Шрифт:
Интервал:
Закладка:
Конечно, многие мальчики увлекались спортом ничуть не больше моего. Очень многие были бы рады уклониться от занятий в клубе. Для этого требовалась подпись старшего учителя, а ее легко было подделать. Умелый мошенник (знал одного такого) мог заработать на этом немало шиллингов вдобавок к своим карманным деньгам. Тем не менее, все говорили о спорте – по трем причинам. Во-первых, существовал и подлинный, хотя и пассивный, интерес, тот самый, который собирает зрителей на матчи. Играть рвались немногие, но многим нравилось смотреть, как играют другие, и разделять триумф Колледжа или Дома. Во-вторых, интерес к спорту бдительно подогревали «элита» и учителя. Равнодушие считалось величайшим пороком, поэтому те, кто интересовался спортом, изо всех сил преувеличивали этот интерес, а таким, как я, оставалось симулировать.
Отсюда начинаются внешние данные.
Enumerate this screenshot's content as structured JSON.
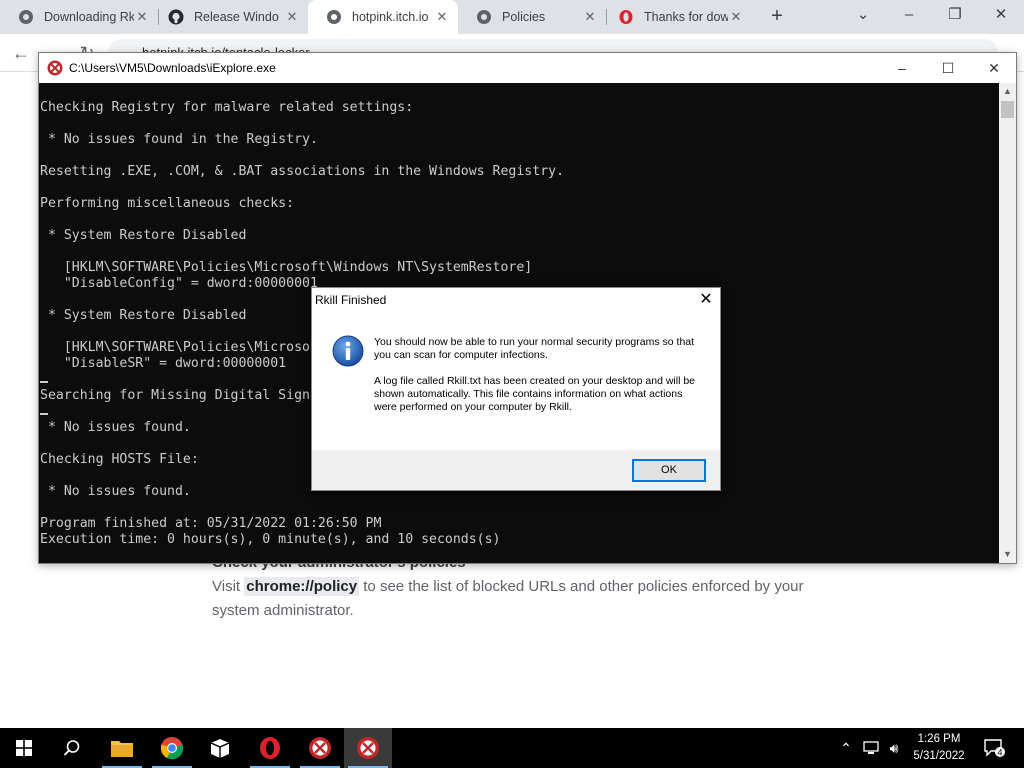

Во время матча «элита» рангом пониже наблюдала за толпой зрителей, сурово наказывая тех, кто «отлынивал», когда надо было орать и хлопать, – примерно так, наверное, организовывали и выступления Нерона[61]. Сама идея «элиты» рухнула бы, если б ее члены играли ради самой игры, для своего удовольствия, – нет, им нужна была восторженная публика. И в этом третья причина сосредоточенности на спорте. Тем, кто еще не вошел в «элиту», но уже отличался какими-то спортивными достижениями, клубы давали возможность преуспеть – но и для них, как и для меня, спорт не был отдыхом или развлечением. Они выходили на площадку для игр, как девчонка, свихнувшаяся на идее стать актрисой, выходит на прослушивание. Напряженные, вымотанные честолюбивыми надеждами и унизительным страхом, они не могли обрести покой, пока спортивные успехи не пробьют им местечко в рядах аристократов, да и тогда рано успокаиваться: если не будет новых успехов, соскользнешь вниз.
Насильно организованные игры вытеснили из школьной жизни нормальную игру. Попросту играть, в подлинном смысле этого слова, нам было некогда. Слишком жестоко соперничество, слишком велика награда, слишком страшен провал.
Единственным «игроком» (и то не в спорте) был наш ирландский граф. Он вообще был исключением, хотя вовсе не из-за своей знатности. Это был дикий ирландец, анархист, не поддававшийся никакому общественному влиянию. С первого года в школе он уже курил трубку. По ночам он отправлялся в соседний город, думаю, не ради женщин, а ради безобидного озорства, плохой компании и приключений. Он не расставался с револьвером. Мало того – он заряжал револьвер одной пулей и, ворвавшись к кому-нибудь в комнату, «расстреливал» в него все холостые патроны, так что твоя жизнь зависела от умения графа считать до шести. Правда, мне казалось тогда и кажется ныне, что на это (в отличие от «натаскивания») жаловаться грех. Граф издевался не столько над новичками, сколько над старшими и над учителями; нападения его были совершенно бескорыстны и даже беззлобны. Мне Бэллигунниэн нравился; он тоже погиб во Франции. Помнится, он так и не вошел в «элиту». Впрочем, если б он в нее вошел, он бы этого не заметил – он прожил школьные годы, не замечая никакой «элиты».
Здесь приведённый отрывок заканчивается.